Sacramento and Palo Alto offered up a tale of two California energy policies Wednesday as legislators considered the best way to stick it to Big Oil and Gov. Gavin Newsom talked up Tesla’s expansion plans.
The two events reflected two contrasting — arguably, contradictory — policy imperatives that the state faces:
- California plans to phase out the sale of gas-powered cars by 2035 as part of its clean energy transition.
- At the same time, sticker shock at the pump, one of the factors likely to speed up the state’s embrace of EVs, remains politically explosive.
That was highlighted at the state Capitol, where lawmakers convened the first hearing of a special legislative session to consider the governor’s proposal to tax the profits of California oil companies.
The idea got an uneven reception.
Nearly all the senators on the Energy, Utilities and Communications committee expressed outrage at the gas price spike that state’s drivers endured last fall and welcomed the opportunity to gather more information about California’s oil and gas markets.
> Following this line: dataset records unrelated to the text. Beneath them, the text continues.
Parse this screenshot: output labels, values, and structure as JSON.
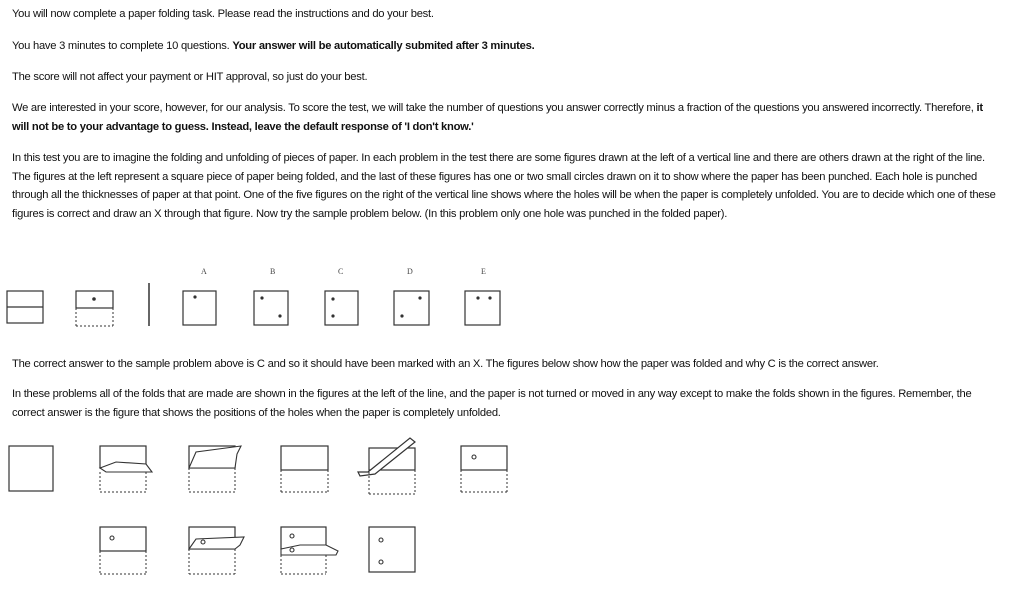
{
  "intro": {
    "line1": "You will now complete a paper folding task. Please read the instructions and do your best.",
    "line2_normal": "You have 3 minutes to complete 10 questions. ",
    "line2_bold": "Your answer will be automatically submited after 3 minutes.",
    "line3": "The score will not affect your payment or HIT approval, so just do your best.",
    "line4_normal": "We are interested in your score, however, for our analysis. To score the test, we will take the number of questions you answer correctly minus a fraction of the questions you answered incorrectly. Therefore, ",
    "line4_bold": "it will not be to your advantage to guess. Instead, leave the default response of 'I don't know.'"
  },
  "instructions": {
    "text": "In this test you are to imagine the folding and unfolding of pieces of paper. In each problem in the test there are some figures drawn at the left of a vertical line and there are others drawn at the right of the line. The figures at the left represent a square piece of paper being folded, and the last of these figures has one or two small circles drawn on it to show where the paper has been punched. Each hole is punched through all the thicknesses of paper at that point. One of the five figures on the right of the vertical line shows where the holes will be when the paper is completely unfolded. You are to decide which one of these figures is correct and draw an X through that figure. Now try the sample problem below. (In this problem only one hole was punched in the folded paper)."
  },
  "sample": {
    "option_labels": [
      "A",
      "B",
      "C",
      "D",
      "E"
    ]
  },
  "explanation": {
    "line1": "The correct answer to the sample problem above is C and so it should have been marked with an X. The figures below show how the paper was folded and why C is the correct answer.",
    "line2": "In these problems all of the folds that are made are shown in the figures at the left of the line, and the paper is not turned or moved in any way except to make the folds shown in the figures. Remember, the correct answer is the figure that shows the positions of the holes when the paper is completely unfolded."
  }
}
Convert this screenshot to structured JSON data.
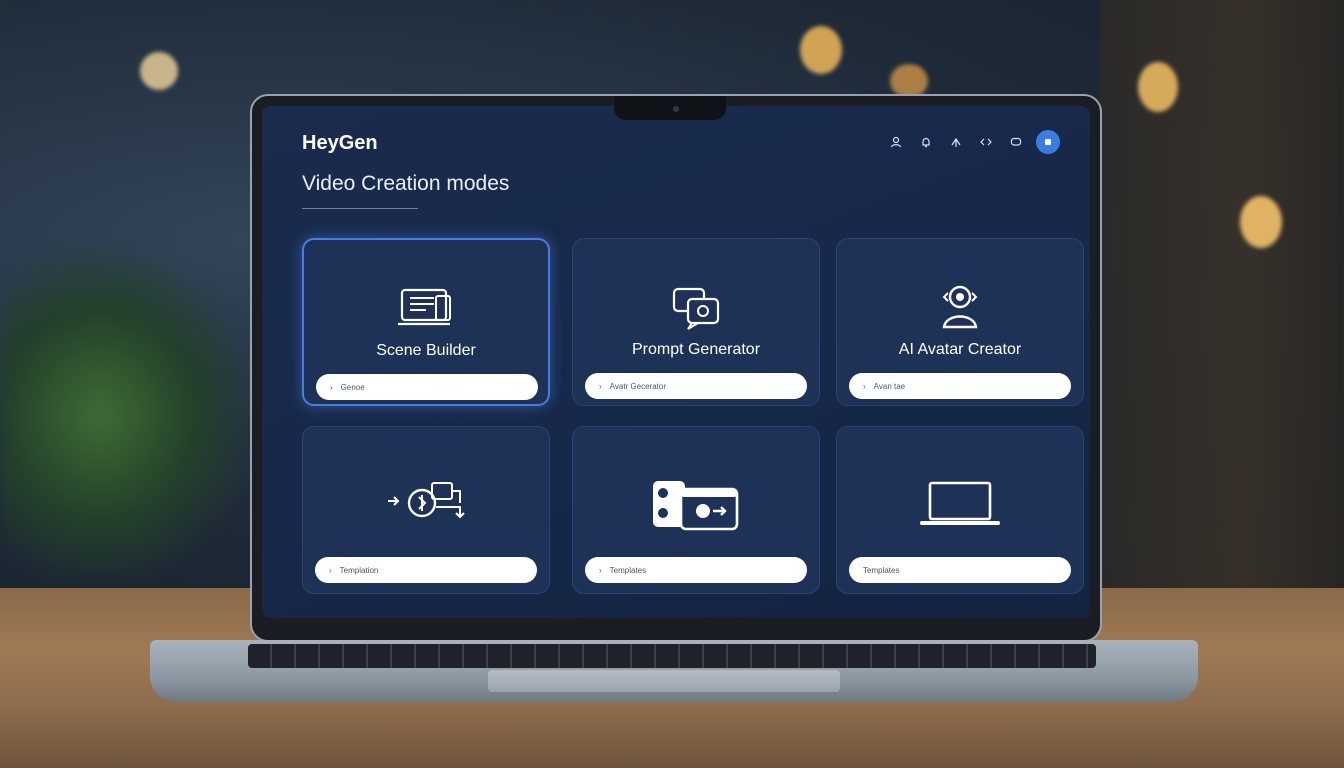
{
  "app": {
    "brand": "HeyGen",
    "page_title": "Video Creation modes",
    "toolbar_icons": [
      "user-icon",
      "bell-icon",
      "share-icon",
      "code-icon",
      "chat-icon"
    ],
    "avatar_icon": "profile-avatar-icon"
  },
  "cards": [
    {
      "label": "Scene Builder",
      "icon": "document-edit-icon",
      "pill_text": "Genoe",
      "active": true
    },
    {
      "label": "Prompt Generator",
      "icon": "chat-bubbles-icon",
      "pill_text": "Avatr Gecerator",
      "active": false
    },
    {
      "label": "AI Avatar Creator",
      "icon": "avatar-person-icon",
      "pill_text": "Avan tae",
      "active": false
    },
    {
      "label": "",
      "icon": "workflow-flow-icon",
      "pill_text": "Templation",
      "active": false
    },
    {
      "label": "",
      "icon": "media-cards-icon",
      "pill_text": "Templates",
      "active": false
    },
    {
      "label": "",
      "icon": "laptop-icon",
      "pill_text": "Templates",
      "active": false
    }
  ],
  "colors": {
    "accent": "#4a7ce0",
    "card_bg": "#1e3257",
    "screen_bg": "#17284a"
  }
}
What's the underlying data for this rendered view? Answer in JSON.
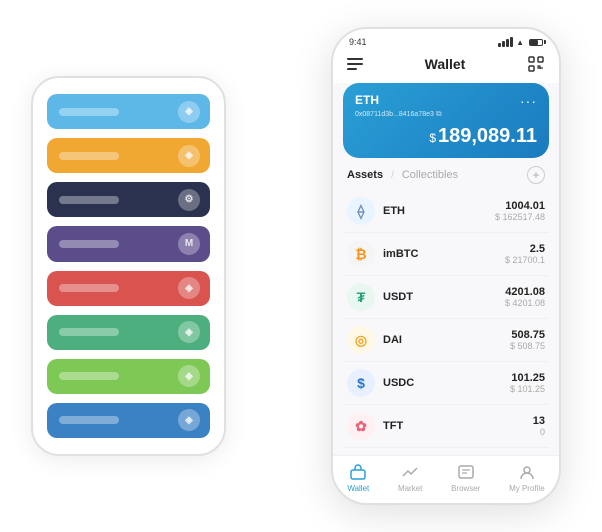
{
  "scene": {
    "bgPhone": {
      "strips": [
        {
          "id": "blue-light",
          "color": "#5db8e8",
          "label": "",
          "iconText": "◈"
        },
        {
          "id": "orange",
          "color": "#f0a832",
          "label": "",
          "iconText": "◈"
        },
        {
          "id": "dark-navy",
          "color": "#2b3250",
          "label": "",
          "iconText": "⚙"
        },
        {
          "id": "purple",
          "color": "#5b4d8a",
          "label": "",
          "iconText": "M"
        },
        {
          "id": "red",
          "color": "#d9534f",
          "label": "",
          "iconText": "◈"
        },
        {
          "id": "green",
          "color": "#4caf7d",
          "label": "",
          "iconText": "◈"
        },
        {
          "id": "light-green",
          "color": "#7ec855",
          "label": "",
          "iconText": "◈"
        },
        {
          "id": "blue",
          "color": "#3b82c4",
          "label": "",
          "iconText": "◈"
        }
      ]
    },
    "mainPhone": {
      "status": {
        "time": "9:41",
        "signal": true,
        "wifi": true,
        "battery": true
      },
      "header": {
        "menu_icon": "☰",
        "title": "Wallet",
        "scan_icon": "⇔"
      },
      "card": {
        "coin": "ETH",
        "address": "0x08711d3b...8416a78e3",
        "copy_icon": "⧉",
        "balance_prefix": "$",
        "balance": "189,089.11",
        "dots": "···"
      },
      "assets": {
        "tab_active": "Assets",
        "tab_divider": "/",
        "tab_inactive": "Collectibles",
        "add_icon": "+"
      },
      "assetList": [
        {
          "id": "eth",
          "icon": "⟠",
          "icon_class": "icon-eth",
          "name": "ETH",
          "amount": "1004.01",
          "usd": "$ 162517.48"
        },
        {
          "id": "imbtc",
          "icon": "₿",
          "icon_class": "icon-imbtc",
          "name": "imBTC",
          "amount": "2.5",
          "usd": "$ 2170​0.1"
        },
        {
          "id": "usdt",
          "icon": "₮",
          "icon_class": "icon-usdt",
          "name": "USDT",
          "amount": "4201.08",
          "usd": "$ 4201.08"
        },
        {
          "id": "dai",
          "icon": "◎",
          "icon_class": "icon-dai",
          "name": "DAI",
          "amount": "508.75",
          "usd": "$ 508.75"
        },
        {
          "id": "usdc",
          "icon": "$",
          "icon_class": "icon-usdc",
          "name": "USDC",
          "amount": "101.25",
          "usd": "$ 101.25"
        },
        {
          "id": "tft",
          "icon": "✿",
          "icon_class": "icon-tft",
          "name": "TFT",
          "amount": "13",
          "usd": "0"
        }
      ],
      "bottomNav": [
        {
          "id": "wallet",
          "label": "Wallet",
          "active": true
        },
        {
          "id": "market",
          "label": "Market",
          "active": false
        },
        {
          "id": "browser",
          "label": "Browser",
          "active": false
        },
        {
          "id": "profile",
          "label": "My Profile",
          "active": false
        }
      ]
    }
  }
}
But many committee members, including Democrats, seemed skeptical that imposing a financial penalty on oil refiner profits would have the desired effect.
- Steven Bradford, the committee chairperson and San Pedro Democrat: “What are we trying to solve for?…We have passed legislation here in California that has encouraged leaving oil in the ground…Have we created a scenario that has helped create this problem?”
- Napa Democratic Sen. Bill Dodd: “As outraged as we are (about high prices)…what the hell are the unintended consequences?”
Experts invited to give testimony were, on the whole, no more encouraging. They argued that focusing on the gas retail sector rather than on refineries could be the better course of action and that the Legislature should be clear about what problem it is trying to solve: price spikes, persistently higher prices or “excess” profits.
- UC Berkeley economist Severin Borenstein: “Policies intended to affect refineries are not going to get at most of the reason that Californians are paying higher prices for gasoline…Shooting first and then finding out if it’s the right solution is going is likely to be just as detrimental as helpful.”
Even before the hearing began, some environmental advocates began grumbling that Newsom’s proposal was unlikely to get a fair hearing. More than 100 advocacy groups sent a letter supporting what they call a “price gouging penalty.”
- The letter: “The oil industry is spending their record profits to undermine our democracy with disinformation, delay action on climate change, and overturn vital protections for communities living next to toxic oil drilling sites.”
Some of the skepticism from committee members came from the fact that, as Newsom noted last week, the proposal is novel. Though governments across Europe have imposed “windfall taxes” on oil drillers, this levy is directed specifically at refiners.
- Nicolas Maduros, director of the California Department of Tax and Fee Administration: “We’re facing a unique situation in California and it’s a relatively unique proposal.”
But California Energy Commissioner Siva Gunda, also speaking on behalf of the administration, argued that no matter the ultimate shape of the proposal (the specific numbers are still missing from a bill introduced Dec. 5), legislators would be wise to dedicate more resources to understanding the gasoline market, not despite California’s planned transition away from gas-powered cars, but because of it.
- Gunda: “The price spike events themselves need to be understood…because the transition away from gasoline-based transportation is going to further disrupt the market that we have been dependent on for 150 years.”
Earlier Wednesday, Newsom appeared with Musk — the proud owner of Tesla and the perhaps regretful owner of Twitter — to announce that the billionaire’s electric car company will be opening up a new engineering headquarters in Silicon Valley. In tech circles, the investment represents a symbolic changing of the guard: the new site used to be occupied by the once-dominant computer maker Hewlett-Packard.
For Tesla, the announcement was a two-part reconciliation:
- Tesla moved its corporate HQ to Texas in 2021 in a not so subtle critique of California’s business environment, its tax policy, its pandemic policies and its critical lawmakers.
- Though Newsom heaped praised upon Musk in the early months of the pandemic, more recently they’ve been at odds over matters of both business and politics.
All apparently water under the bridge now. In fact, Newsom, who is constantly fending off claims from the right that the state’s Democratic policies are anathema to industry, Tesla’s return was cause for some gleeful crowing.
- Newsom: “Let’s see this as the beginning of something even more extraordinary on the journey to dominate in this space and to change the way we produce and consume energy in this state and this nation and the world we’re trying to build.”